Visualization of decision tree after training. (a) Visualization of a decision tree classifier after training with 256 color clusters with a train and test accuracy of 73% and 67%. Each node shows the feature (number of color cluster differences in each range) used to indicate if the input image contains a 2D flake or not, the Gini impurity (a measure of the probability of misclassifying a random element when randomly classifying it based on the class distribution), the node's samples, and classification if a terminal node (blue and green as flake and no flake). (b) An example of the tree traversal of an image without a flake and associated bins (colored light green) and (c) an image with a flake and associated bins (colored light blue).

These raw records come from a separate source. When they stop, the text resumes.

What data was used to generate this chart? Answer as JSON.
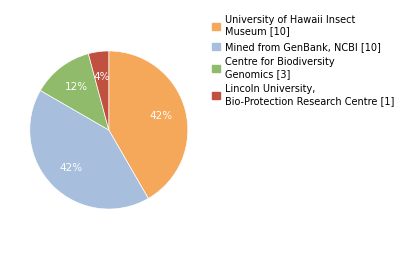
{
  "legend_labels": [
    "University of Hawaii Insect\nMuseum [10]",
    "Mined from GenBank, NCBI [10]",
    "Centre for Biodiversity\nGenomics [3]",
    "Lincoln University,\nBio-Protection Research Centre [1]"
  ],
  "values": [
    10,
    10,
    3,
    1
  ],
  "colors": [
    "#f5a85a",
    "#a8bedd",
    "#8fbb6a",
    "#c05040"
  ],
  "startangle": 90,
  "background_color": "#ffffff",
  "autopct_fontsize": 7.5,
  "legend_fontsize": 7.0,
  "pct_color": "white"
}
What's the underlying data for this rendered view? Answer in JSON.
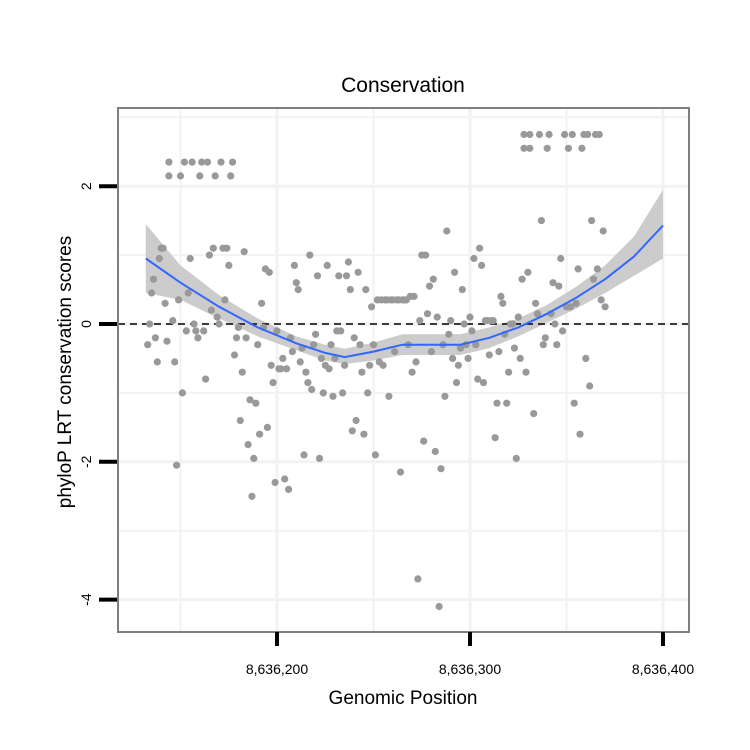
{
  "chart_data": {
    "type": "scatter",
    "title": "Conservation",
    "xlabel": "Genomic Position",
    "ylabel": "phyloP LRT conservation scores",
    "x_ticks": [
      {
        "value": 8636200,
        "label": "8,636,200"
      },
      {
        "value": 8636300,
        "label": "8,636,300"
      },
      {
        "value": 8636400,
        "label": "8,636,400"
      }
    ],
    "y_ticks": [
      {
        "value": 2,
        "label": "2"
      },
      {
        "value": 0,
        "label": "0"
      },
      {
        "value": -2,
        "label": "-2"
      },
      {
        "value": -4,
        "label": "-4"
      }
    ],
    "xlim": [
      8636120,
      8636415
    ],
    "ylim": [
      -4.45,
      3.15
    ],
    "grid": true,
    "reference_line": {
      "y": 0,
      "style": "dashed"
    },
    "colors": {
      "points": "#999999",
      "smooth_line": "#3366FF",
      "confidence_band": "#CCCCCC",
      "panel_border": "#7f7f7f",
      "grid": "#f2f2f2"
    },
    "smooth": {
      "x": [
        8636132,
        8636150,
        8636170,
        8636190,
        8636210,
        8636225,
        8636235,
        8636250,
        8636265,
        8636280,
        8636295,
        8636310,
        8636325,
        8636340,
        8636355,
        8636370,
        8636385,
        8636400
      ],
      "y": [
        0.95,
        0.6,
        0.25,
        -0.05,
        -0.28,
        -0.42,
        -0.48,
        -0.4,
        -0.3,
        -0.3,
        -0.3,
        -0.2,
        -0.05,
        0.15,
        0.38,
        0.65,
        0.98,
        1.43
      ],
      "lower": [
        0.45,
        0.35,
        0.08,
        -0.18,
        -0.38,
        -0.53,
        -0.58,
        -0.53,
        -0.45,
        -0.45,
        -0.45,
        -0.35,
        -0.18,
        0.02,
        0.22,
        0.45,
        0.7,
        0.95
      ],
      "upper": [
        1.45,
        0.85,
        0.42,
        0.08,
        -0.18,
        -0.3,
        -0.36,
        -0.27,
        -0.15,
        -0.15,
        -0.15,
        -0.05,
        0.08,
        0.28,
        0.54,
        0.85,
        1.27,
        1.95
      ]
    },
    "points": [
      [
        8636133,
        -0.3
      ],
      [
        8636134,
        0.0
      ],
      [
        8636135,
        0.45
      ],
      [
        8636136,
        0.65
      ],
      [
        8636137,
        -0.2
      ],
      [
        8636138,
        -0.55
      ],
      [
        8636139,
        0.95
      ],
      [
        8636140,
        1.1
      ],
      [
        8636141,
        1.1
      ],
      [
        8636142,
        0.3
      ],
      [
        8636143,
        -0.25
      ],
      [
        8636144,
        2.15
      ],
      [
        8636144,
        2.35
      ],
      [
        8636146,
        0.05
      ],
      [
        8636147,
        -0.55
      ],
      [
        8636148,
        -2.05
      ],
      [
        8636149,
        0.35
      ],
      [
        8636150,
        2.15
      ],
      [
        8636151,
        -1.0
      ],
      [
        8636152,
        2.35
      ],
      [
        8636153,
        -0.1
      ],
      [
        8636154,
        0.45
      ],
      [
        8636155,
        0.95
      ],
      [
        8636156,
        2.35
      ],
      [
        8636157,
        0.0
      ],
      [
        8636158,
        -0.1
      ],
      [
        8636159,
        -0.2
      ],
      [
        8636160,
        2.15
      ],
      [
        8636161,
        2.35
      ],
      [
        8636162,
        -0.1
      ],
      [
        8636163,
        -0.8
      ],
      [
        8636164,
        2.35
      ],
      [
        8636165,
        1.0
      ],
      [
        8636166,
        0.2
      ],
      [
        8636167,
        1.1
      ],
      [
        8636168,
        2.15
      ],
      [
        8636169,
        0.1
      ],
      [
        8636170,
        0.0
      ],
      [
        8636171,
        2.35
      ],
      [
        8636172,
        1.1
      ],
      [
        8636173,
        0.35
      ],
      [
        8636174,
        1.1
      ],
      [
        8636175,
        0.85
      ],
      [
        8636176,
        2.15
      ],
      [
        8636177,
        2.35
      ],
      [
        8636178,
        -0.45
      ],
      [
        8636179,
        -0.2
      ],
      [
        8636180,
        -0.05
      ],
      [
        8636181,
        -1.4
      ],
      [
        8636182,
        -0.7
      ],
      [
        8636183,
        1.05
      ],
      [
        8636184,
        -0.2
      ],
      [
        8636185,
        -1.75
      ],
      [
        8636186,
        -1.1
      ],
      [
        8636187,
        -2.5
      ],
      [
        8636188,
        -1.95
      ],
      [
        8636189,
        -1.15
      ],
      [
        8636190,
        -0.3
      ],
      [
        8636191,
        -1.6
      ],
      [
        8636192,
        0.3
      ],
      [
        8636193,
        -0.05
      ],
      [
        8636194,
        0.8
      ],
      [
        8636195,
        -1.5
      ],
      [
        8636196,
        0.75
      ],
      [
        8636197,
        -0.6
      ],
      [
        8636198,
        -0.85
      ],
      [
        8636199,
        -2.3
      ],
      [
        8636200,
        -0.1
      ],
      [
        8636201,
        -0.65
      ],
      [
        8636202,
        -0.65
      ],
      [
        8636203,
        -0.5
      ],
      [
        8636204,
        -2.25
      ],
      [
        8636205,
        -0.65
      ],
      [
        8636206,
        -2.4
      ],
      [
        8636207,
        -0.2
      ],
      [
        8636208,
        -0.4
      ],
      [
        8636209,
        0.85
      ],
      [
        8636210,
        0.6
      ],
      [
        8636211,
        0.5
      ],
      [
        8636212,
        -0.55
      ],
      [
        8636213,
        -0.35
      ],
      [
        8636214,
        -1.9
      ],
      [
        8636215,
        -0.7
      ],
      [
        8636216,
        -0.85
      ],
      [
        8636217,
        1.0
      ],
      [
        8636218,
        -0.95
      ],
      [
        8636219,
        -0.3
      ],
      [
        8636220,
        -0.15
      ],
      [
        8636221,
        0.7
      ],
      [
        8636222,
        -1.95
      ],
      [
        8636223,
        -0.5
      ],
      [
        8636224,
        -1.0
      ],
      [
        8636225,
        -0.6
      ],
      [
        8636226,
        0.85
      ],
      [
        8636227,
        -0.65
      ],
      [
        8636228,
        -0.3
      ],
      [
        8636229,
        -1.05
      ],
      [
        8636230,
        -0.5
      ],
      [
        8636231,
        -0.1
      ],
      [
        8636232,
        0.7
      ],
      [
        8636233,
        -0.1
      ],
      [
        8636234,
        -1.0
      ],
      [
        8636235,
        -0.6
      ],
      [
        8636236,
        0.7
      ],
      [
        8636237,
        0.9
      ],
      [
        8636238,
        0.5
      ],
      [
        8636239,
        -1.55
      ],
      [
        8636240,
        -0.2
      ],
      [
        8636241,
        -1.4
      ],
      [
        8636242,
        0.75
      ],
      [
        8636243,
        -0.3
      ],
      [
        8636244,
        -0.7
      ],
      [
        8636245,
        -1.6
      ],
      [
        8636246,
        0.5
      ],
      [
        8636247,
        -1.0
      ],
      [
        8636248,
        -0.6
      ],
      [
        8636249,
        0.25
      ],
      [
        8636250,
        -0.3
      ],
      [
        8636251,
        -1.9
      ],
      [
        8636252,
        0.35
      ],
      [
        8636253,
        -0.55
      ],
      [
        8636254,
        0.35
      ],
      [
        8636255,
        -0.6
      ],
      [
        8636256,
        0.35
      ],
      [
        8636257,
        0.35
      ],
      [
        8636258,
        -1.05
      ],
      [
        8636259,
        0.35
      ],
      [
        8636260,
        0.35
      ],
      [
        8636261,
        -0.4
      ],
      [
        8636262,
        0.35
      ],
      [
        8636263,
        0.35
      ],
      [
        8636264,
        -2.15
      ],
      [
        8636265,
        0.35
      ],
      [
        8636266,
        0.35
      ],
      [
        8636267,
        0.35
      ],
      [
        8636268,
        -0.3
      ],
      [
        8636269,
        0.4
      ],
      [
        8636270,
        -0.7
      ],
      [
        8636271,
        0.4
      ],
      [
        8636272,
        -0.55
      ],
      [
        8636273,
        -3.7
      ],
      [
        8636274,
        0.05
      ],
      [
        8636275,
        1.0
      ],
      [
        8636276,
        -1.7
      ],
      [
        8636277,
        1.0
      ],
      [
        8636278,
        0.15
      ],
      [
        8636279,
        0.55
      ],
      [
        8636280,
        -0.4
      ],
      [
        8636281,
        0.65
      ],
      [
        8636282,
        -1.85
      ],
      [
        8636283,
        0.1
      ],
      [
        8636284,
        -4.1
      ],
      [
        8636285,
        -2.1
      ],
      [
        8636286,
        -0.3
      ],
      [
        8636287,
        -1.05
      ],
      [
        8636288,
        1.35
      ],
      [
        8636289,
        -0.15
      ],
      [
        8636290,
        0.05
      ],
      [
        8636291,
        -0.5
      ],
      [
        8636292,
        0.75
      ],
      [
        8636293,
        -0.85
      ],
      [
        8636294,
        -0.6
      ],
      [
        8636295,
        -0.35
      ],
      [
        8636296,
        0.5
      ],
      [
        8636297,
        0.0
      ],
      [
        8636298,
        -0.3
      ],
      [
        8636299,
        -0.5
      ],
      [
        8636300,
        0.1
      ],
      [
        8636301,
        -0.1
      ],
      [
        8636302,
        0.95
      ],
      [
        8636303,
        -0.3
      ],
      [
        8636304,
        -0.8
      ],
      [
        8636305,
        1.1
      ],
      [
        8636306,
        0.85
      ],
      [
        8636307,
        -0.85
      ],
      [
        8636308,
        0.05
      ],
      [
        8636309,
        0.05
      ],
      [
        8636310,
        -0.45
      ],
      [
        8636311,
        0.05
      ],
      [
        8636312,
        0.05
      ],
      [
        8636313,
        -1.65
      ],
      [
        8636314,
        -1.15
      ],
      [
        8636315,
        -0.4
      ],
      [
        8636316,
        0.4
      ],
      [
        8636317,
        0.3
      ],
      [
        8636318,
        -0.15
      ],
      [
        8636319,
        -1.15
      ],
      [
        8636320,
        -0.7
      ],
      [
        8636321,
        0.0
      ],
      [
        8636322,
        0.0
      ],
      [
        8636323,
        -0.35
      ],
      [
        8636324,
        -1.95
      ],
      [
        8636325,
        0.1
      ],
      [
        8636326,
        -0.5
      ],
      [
        8636327,
        0.65
      ],
      [
        8636328,
        2.75
      ],
      [
        8636328,
        2.55
      ],
      [
        8636329,
        -0.7
      ],
      [
        8636330,
        0.75
      ],
      [
        8636331,
        2.55
      ],
      [
        8636331,
        2.75
      ],
      [
        8636333,
        -1.3
      ],
      [
        8636334,
        0.3
      ],
      [
        8636335,
        0.15
      ],
      [
        8636336,
        2.75
      ],
      [
        8636337,
        1.5
      ],
      [
        8636338,
        -0.3
      ],
      [
        8636339,
        -0.2
      ],
      [
        8636340,
        2.55
      ],
      [
        8636341,
        2.75
      ],
      [
        8636342,
        0.15
      ],
      [
        8636343,
        0.6
      ],
      [
        8636344,
        0.0
      ],
      [
        8636345,
        -0.3
      ],
      [
        8636346,
        0.55
      ],
      [
        8636347,
        0.95
      ],
      [
        8636348,
        -0.1
      ],
      [
        8636349,
        2.75
      ],
      [
        8636350,
        0.25
      ],
      [
        8636351,
        2.55
      ],
      [
        8636352,
        0.25
      ],
      [
        8636353,
        2.75
      ],
      [
        8636354,
        -1.15
      ],
      [
        8636355,
        0.3
      ],
      [
        8636356,
        0.8
      ],
      [
        8636357,
        -1.6
      ],
      [
        8636358,
        2.55
      ],
      [
        8636359,
        2.75
      ],
      [
        8636360,
        -0.5
      ],
      [
        8636361,
        2.75
      ],
      [
        8636362,
        -0.9
      ],
      [
        8636363,
        1.5
      ],
      [
        8636364,
        0.65
      ],
      [
        8636365,
        2.75
      ],
      [
        8636366,
        0.8
      ],
      [
        8636367,
        2.75
      ],
      [
        8636368,
        0.35
      ],
      [
        8636369,
        1.35
      ],
      [
        8636370,
        0.25
      ]
    ]
  }
}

These lower accuracies result from high rates of false negatives as indicated by the confusion matrices (see Supplementary methods). A manual post image processing revealed that the false negatives usually contained very small flakes. Further evaluation of the tree-based methods with operating characteristic (ROC) curves indicated that by tuning the true positive and false positive rates the tree-based methods can increase throughput of manual flake identification by a factor of three (see Supplementary methods). Furthermore, the most successful tree-based classifier, the gradient boosted decision trees trained with 256 colors, achieved a testing accuracy of 70%. Adaption of this classifier during the identification process of the 2D materials would greatly accelerate locating flakes. Although tree-based methods require fine-tuning of features to increase accuracies, they represent a promising physically informed and transparent alternative to deep-learning algorithms for coupling with optical microscopy for rapid identification of thin materials. In future work, the features of the tree-based methods can be further tuned to produce higher accuracies and other methods such as unsupervised learning could be employed for classification of 2D materials.